The system Harrison’s group came up with uses fluids instead of air to move the tiny actuators in its fingertip haptic arrays. The group developed a system that moves fluids into these actuators through tiny pumps that are activated with a small electrical charge. They require only a small battery and can be built by using existing hardware typically used in the creation of printed circuit boards (PCBs).
“We literally just shipped it out to a standard PCB manufacturer,” Harrison says. “We got these things back, assembled our pumps, and it worked. And that just means that we could bring the cost down two or three orders of magnitude compared to what other people were doing.”
Fluid Reality estimates the cost per glove is currently less than $1,000, compared to $5,500 for a Haptx system or more than $15,000 for Meta’s system.
A video explaining the Fluid Reality technology shows a variety of early stage applications for such a device, from manipulating physical objects in virtual space, differentiating textures of different objects, and even practicing a violin. Harrison says a lightweight haptic glove could make it possible for doctors to perform telesurgery, technicians to defuse bombs remotely, and scientists to use space-traveling robots to perform physical tasks on other planets.
Before that, though, this kind of technology will likely end up in the entertainment-centric side of the virtual reality space. “Most of the VR headsets that are being sold today are really for casual gamers or novelty early adopters.
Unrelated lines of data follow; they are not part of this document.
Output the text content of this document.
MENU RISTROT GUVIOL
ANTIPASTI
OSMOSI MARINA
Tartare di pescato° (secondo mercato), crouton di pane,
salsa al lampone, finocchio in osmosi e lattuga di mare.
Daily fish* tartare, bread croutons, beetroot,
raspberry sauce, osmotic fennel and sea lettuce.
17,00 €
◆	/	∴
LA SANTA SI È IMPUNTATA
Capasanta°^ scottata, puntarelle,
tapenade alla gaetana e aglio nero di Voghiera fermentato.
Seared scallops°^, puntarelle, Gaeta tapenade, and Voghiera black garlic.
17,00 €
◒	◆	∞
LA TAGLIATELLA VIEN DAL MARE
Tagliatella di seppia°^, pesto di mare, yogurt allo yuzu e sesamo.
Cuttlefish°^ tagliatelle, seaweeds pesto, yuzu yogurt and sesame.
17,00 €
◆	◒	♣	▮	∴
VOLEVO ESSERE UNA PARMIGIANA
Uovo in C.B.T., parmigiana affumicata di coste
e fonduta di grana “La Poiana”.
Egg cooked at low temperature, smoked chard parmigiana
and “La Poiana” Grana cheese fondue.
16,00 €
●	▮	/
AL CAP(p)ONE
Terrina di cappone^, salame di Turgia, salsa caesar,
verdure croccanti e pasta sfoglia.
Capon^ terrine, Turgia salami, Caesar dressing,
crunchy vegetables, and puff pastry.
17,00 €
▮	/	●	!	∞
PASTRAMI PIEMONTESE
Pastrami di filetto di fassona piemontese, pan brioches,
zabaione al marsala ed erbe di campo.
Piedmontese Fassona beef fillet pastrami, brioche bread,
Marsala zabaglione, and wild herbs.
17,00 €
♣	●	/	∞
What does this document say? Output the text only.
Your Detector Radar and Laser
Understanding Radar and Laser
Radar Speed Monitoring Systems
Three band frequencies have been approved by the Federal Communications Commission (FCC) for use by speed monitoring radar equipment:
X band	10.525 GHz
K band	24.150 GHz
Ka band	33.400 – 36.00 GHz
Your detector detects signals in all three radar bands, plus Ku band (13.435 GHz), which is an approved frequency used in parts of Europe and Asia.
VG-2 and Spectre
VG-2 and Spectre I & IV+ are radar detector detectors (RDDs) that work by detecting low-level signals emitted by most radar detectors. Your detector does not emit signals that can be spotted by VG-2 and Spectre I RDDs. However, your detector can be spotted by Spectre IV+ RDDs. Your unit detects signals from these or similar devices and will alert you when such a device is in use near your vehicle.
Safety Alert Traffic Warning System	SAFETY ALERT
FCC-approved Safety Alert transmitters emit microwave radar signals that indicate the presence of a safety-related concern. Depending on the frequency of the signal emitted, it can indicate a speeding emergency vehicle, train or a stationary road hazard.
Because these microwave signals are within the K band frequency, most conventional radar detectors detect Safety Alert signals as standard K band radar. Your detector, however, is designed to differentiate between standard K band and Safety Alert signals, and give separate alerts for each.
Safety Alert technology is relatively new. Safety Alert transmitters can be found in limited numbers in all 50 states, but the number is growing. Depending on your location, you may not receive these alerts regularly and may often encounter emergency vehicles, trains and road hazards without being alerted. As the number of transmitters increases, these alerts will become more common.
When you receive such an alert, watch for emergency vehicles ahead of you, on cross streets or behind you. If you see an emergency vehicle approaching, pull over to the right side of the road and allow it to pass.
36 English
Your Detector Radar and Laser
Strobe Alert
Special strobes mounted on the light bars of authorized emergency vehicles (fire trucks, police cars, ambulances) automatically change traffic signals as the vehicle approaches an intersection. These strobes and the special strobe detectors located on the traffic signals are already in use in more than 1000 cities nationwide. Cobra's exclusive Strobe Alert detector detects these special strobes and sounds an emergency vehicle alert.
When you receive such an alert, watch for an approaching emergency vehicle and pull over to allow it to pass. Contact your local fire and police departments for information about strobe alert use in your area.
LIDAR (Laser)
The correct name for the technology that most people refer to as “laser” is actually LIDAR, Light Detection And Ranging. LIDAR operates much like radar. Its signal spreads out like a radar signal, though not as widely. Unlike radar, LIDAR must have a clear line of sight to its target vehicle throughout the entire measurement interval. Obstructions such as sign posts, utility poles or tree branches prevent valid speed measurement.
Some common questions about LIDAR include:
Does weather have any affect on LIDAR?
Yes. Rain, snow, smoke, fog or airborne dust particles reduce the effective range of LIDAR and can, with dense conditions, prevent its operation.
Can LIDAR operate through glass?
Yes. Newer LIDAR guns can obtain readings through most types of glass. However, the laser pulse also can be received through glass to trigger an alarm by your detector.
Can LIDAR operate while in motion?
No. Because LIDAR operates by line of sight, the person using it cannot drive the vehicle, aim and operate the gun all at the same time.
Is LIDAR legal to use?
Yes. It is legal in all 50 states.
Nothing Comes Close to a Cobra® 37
Entertainment’s a primary use case,” Harrison says. “At least for the foreseeable future.”
The technology behind Fluid Reality’s glove was developed over the course of a year by a five-person team. It was recently presented publicly at the ACM Symposium on User Interface Software and Technology in San Francisco, a major human-computer interfaces conference. Harrison says the concept has gathered significant interest.
“There’s already companies in discussion for using the technology for gloves,” Harrison says. “Can’t say any names, unfortunately, but you can probably extrapolate which companies might already be invested in this.”
Whether that means Meta’s clunky glove gets a streamlined revision remains to be seen, but Harrison is confident this new approach to powering haptics will at least open the door for further advancements. “I think this will spur research in this technique,” he says.